The report found shoppers are increasingly willing to share personal data, such as location and personal details, because they understand that doing so can lead to an improved online experience. It also suggests retailers have been "painfully slow" to migrate from a campaign mindset, where everything is planned around sales events, to one that truly focuses on the customer.
I couldn't agree more.
But wait. The report also warns:
- Retailers should embrace the native capabilities of their digital touchpoints and integrate with platforms where their customers are already interacting at scale rather than trying to build such platforms themselves.
More specifically, Deloitte suggests it's a "fallacy" to believe "any single retailer, which only interacts with a customer six to eight times a year (in a mostly transactional manner), can gather enough information to provide a meaningfully personalized experience."
Retailers Have Plenty of Data
This is a head-scratcher, to put it mildly.
The Deloitte report seems to be referring only to interactions through a retailer's web site. But that's just one of the many channels that smart marketers are using to interact with their customers on a far more frequent basis.
Many retailers send customer email once a week or once a day. Push notifications and in-app messages regularly ring out on customers' phones, and brands are constantly engaging on social media.
That sounds like six to eight interactions a month at a minimum — not per year — to me.
Those interactions provide plenty of data from which retailers can build "meaningful personalization."
Some Retailers Get It Right
Yes, in some organizations, all this information remains siloed, robbing marketers of the information they need to personalize based on both behavior, preferences and intent.
But I also see many innovative retailers that are breaking down silos, integrating their data, and finding they've got plenty with which to create a better, more personalized, customer experience by using data from every channel to improve the experience on any individual channel.
Fulfilling the Potential of Personalization
It's not clear exactly what Deloitte means by "meaningfully personalize."
It's a good bet that most marketers aren't sure, either.
There is so much noise and confusion about personalization that I can hardly blame marketers for being confused and consultants for being imprecise.
To me, meaningful personalization means using information gleaned from multiple channels — in-store, email, online, mobile — to provide an integrated cross-channel experience that reflects an individual customer's interests and behaviors.
Incorporating Context Into Personalization
When it comes to personalization, context matters. If a customer is new to a brand, a savvy retailer is going to start by personalizing based on acquisition source by leveraging the data that they have on that individual and also analyzing the behavior and interests of other customers acquired through that same source.
How does this plays out in terms of personalization? If the consumer came to the brand, say, by searching for winter boots, he’ll see website content featuring winter boots as well as recommendations for products that customers who came through similar search terms actually went on to purchase.

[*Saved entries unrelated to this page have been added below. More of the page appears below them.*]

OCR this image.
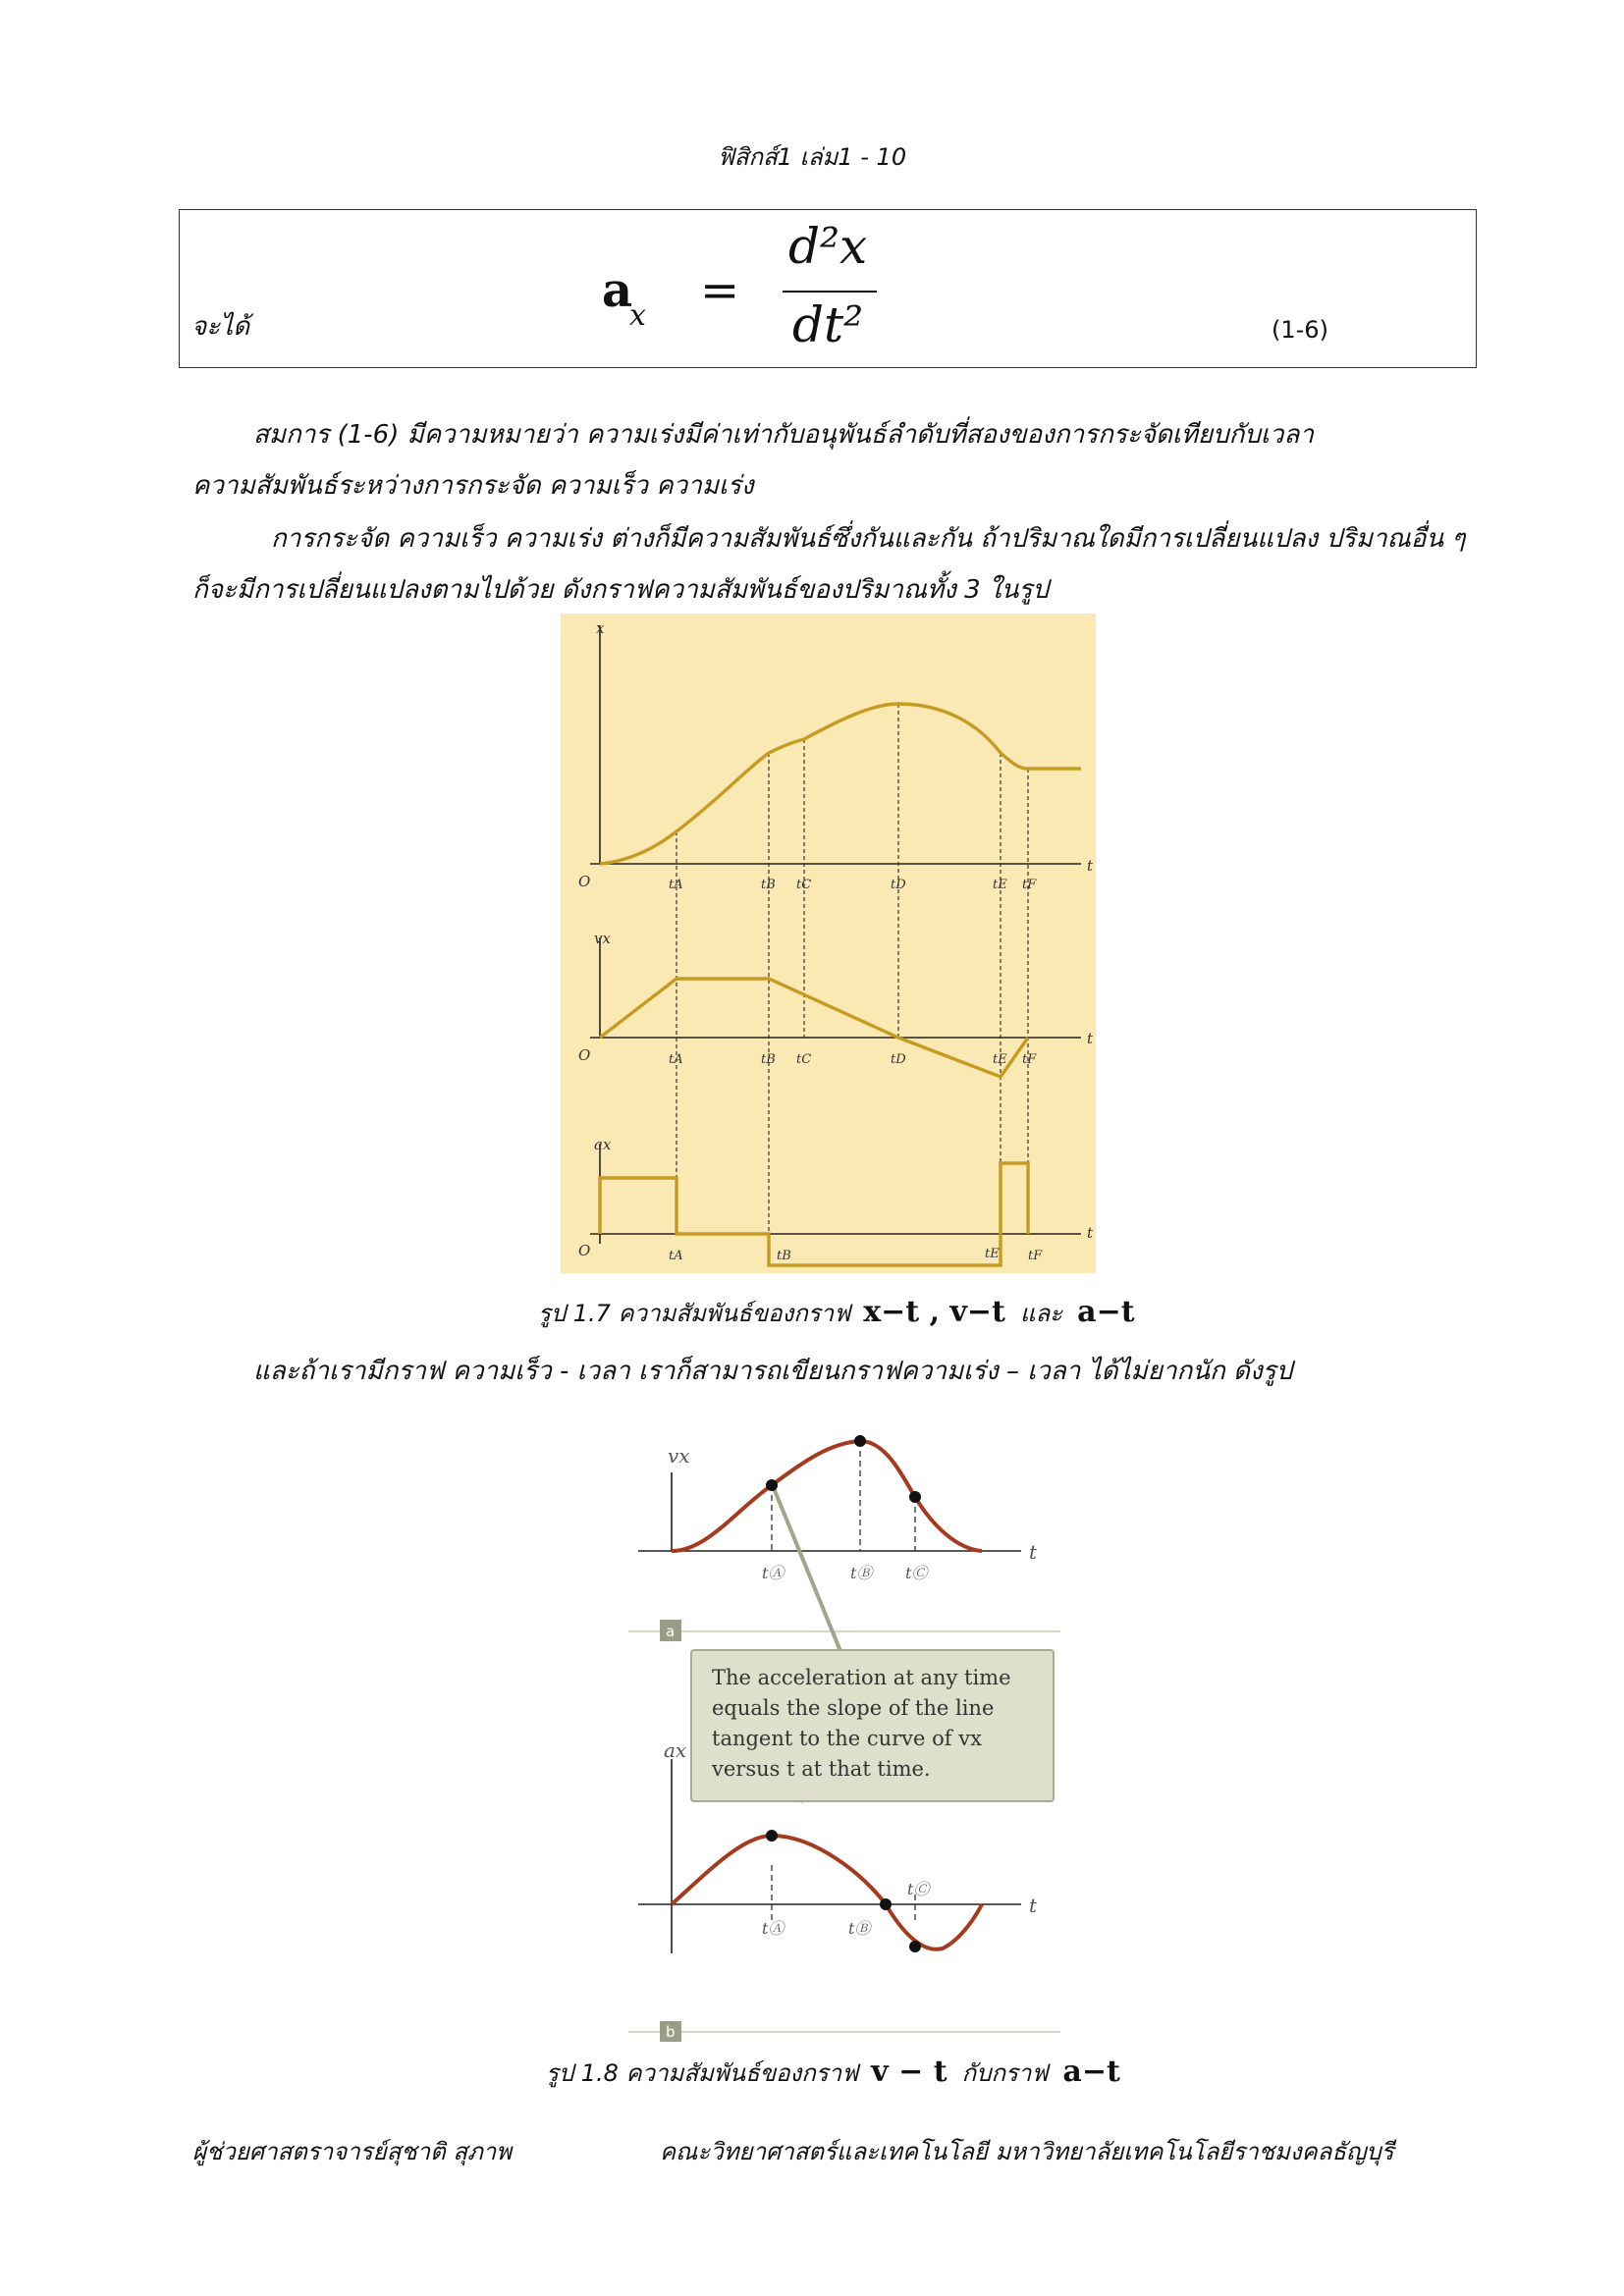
ฟิสิกส์1 เล่ม1 - 10
จะได้
a
x =
d²x
dt²	(1-6)
สมการ (1-6) มีความหมายว่า ความเร่งมีค่าเท่ากับอนุพันธ์ลำดับที่สองของการกระจัดเทียบกับเวลา
ความสัมพันธ์ระหว่างการกระจัด ความเร็ว ความเร่ง
การกระจัด ความเร็ว ความเร่ง ต่างก็มีความสัมพันธ์ซึ่งกันและกัน ถ้าปริมาณใดมีการเปลี่ยนแปลง ปริมาณอื่น ๆ
ก็จะมีการเปลี่ยนแปลงตามไปด้วย ดังกราฟความสัมพันธ์ของปริมาณทั้ง 3 ในรูป
x
t
O	tA	tB tC	tD	tE tF
vx
t
O	tA	tB tC	tD	tE tF
ax
t
O	tA	tB	tE tF
รูป 1.7 ความสัมพันธ์ของกราฟ x−t , v−t และ a−t
และถ้าเรามีกราฟ ความเร็ว - เวลา เราก็สามารถเขียนกราฟความเร่ง – เวลา ได้ไม่ยากนัก ดังรูป
a
b
vx
t
tⒶ	tⒷ tⒸ
ax
t
tⒶ	tⒷ
tⒸ
The acceleration at any time
equals the slope of the line
tangent to the curve of vx
versus t at that time.
รูป 1.8 ความสัมพันธ์ของกราฟ v − t กับกราฟ a−t
ผู้ช่วยศาสตราจารย์สุชาติ สุภาพ	คณะวิทยาศาสตร์และเทคโนโลยี มหาวิทยาลัยเทคโนโลยีราชมงคลธัญบุรี
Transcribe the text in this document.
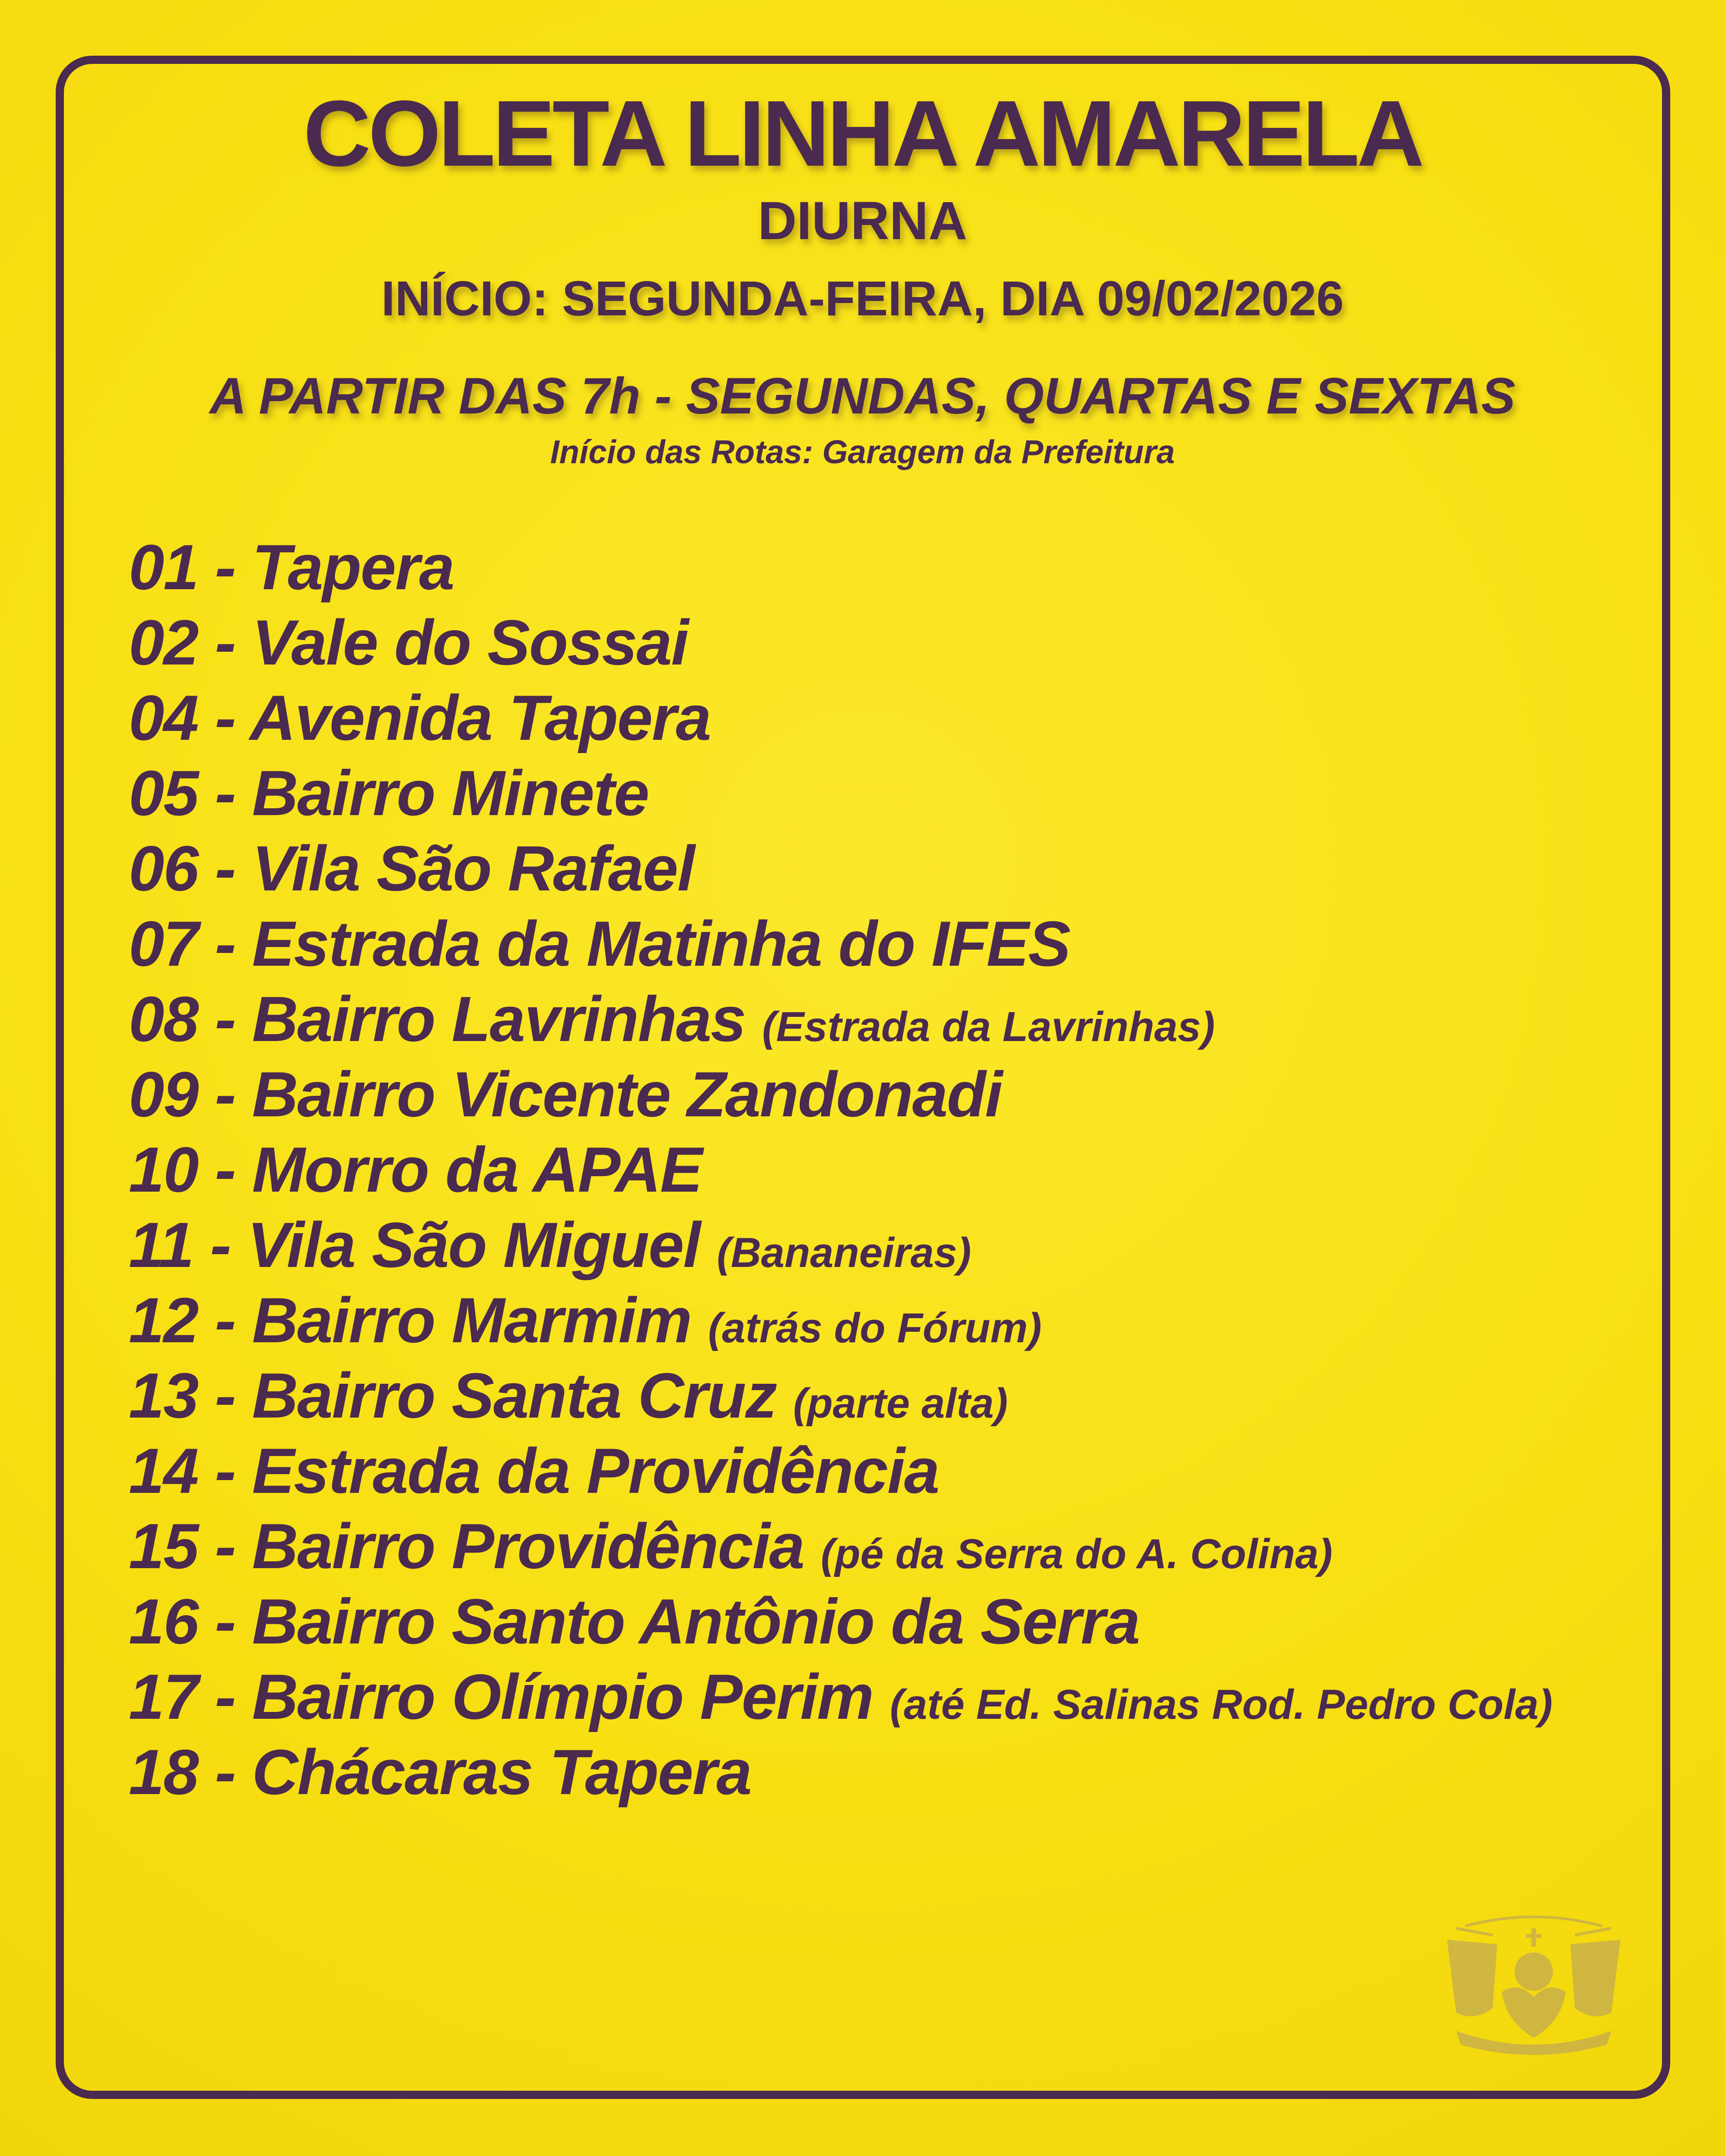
COLETA LINHA AMARELA
DIURNA
INÍCIO: SEGUNDA-FEIRA, DIA 09/02/2026
A PARTIR DAS 7h - SEGUNDAS, QUARTAS E SEXTAS
Início das Rotas: Garagem da Prefeitura
01 - Tapera
02 - Vale do Sossai
04 - Avenida Tapera
05 - Bairro Minete
06 - Vila São Rafael
07 - Estrada da Matinha do IFES
08 - Bairro Lavrinhas (Estrada da Lavrinhas)
09 - Bairro Vicente Zandonadi
10 - Morro da APAE
11 - Vila São Miguel (Bananeiras)
12 - Bairro Marmim (atrás do Fórum)
13 - Bairro Santa Cruz (parte alta)
14 - Estrada da Providência
15 - Bairro Providência (pé da Serra do A. Colina)
16 - Bairro Santo Antônio da Serra
17 - Bairro Olímpio Perim (até Ed. Salinas Rod. Pedro Cola)
18 - Chácaras Tapera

Once that customer has established multiple engagements with the brand, marketers will use the full omnichannel dataset to personalize based on deeper insights from historic behaviors, product interests and even predicted behaviors.
It's entirely possible for retailers to "meaningfully personalize," on their own platforms — and I can tell you that from experience. Retailers are increasing revenue from email while reducing customer churn and boosting repeat purchase rates.
Clearly, this is meaningful personalization — to customers, to marketers, and to the bottom line.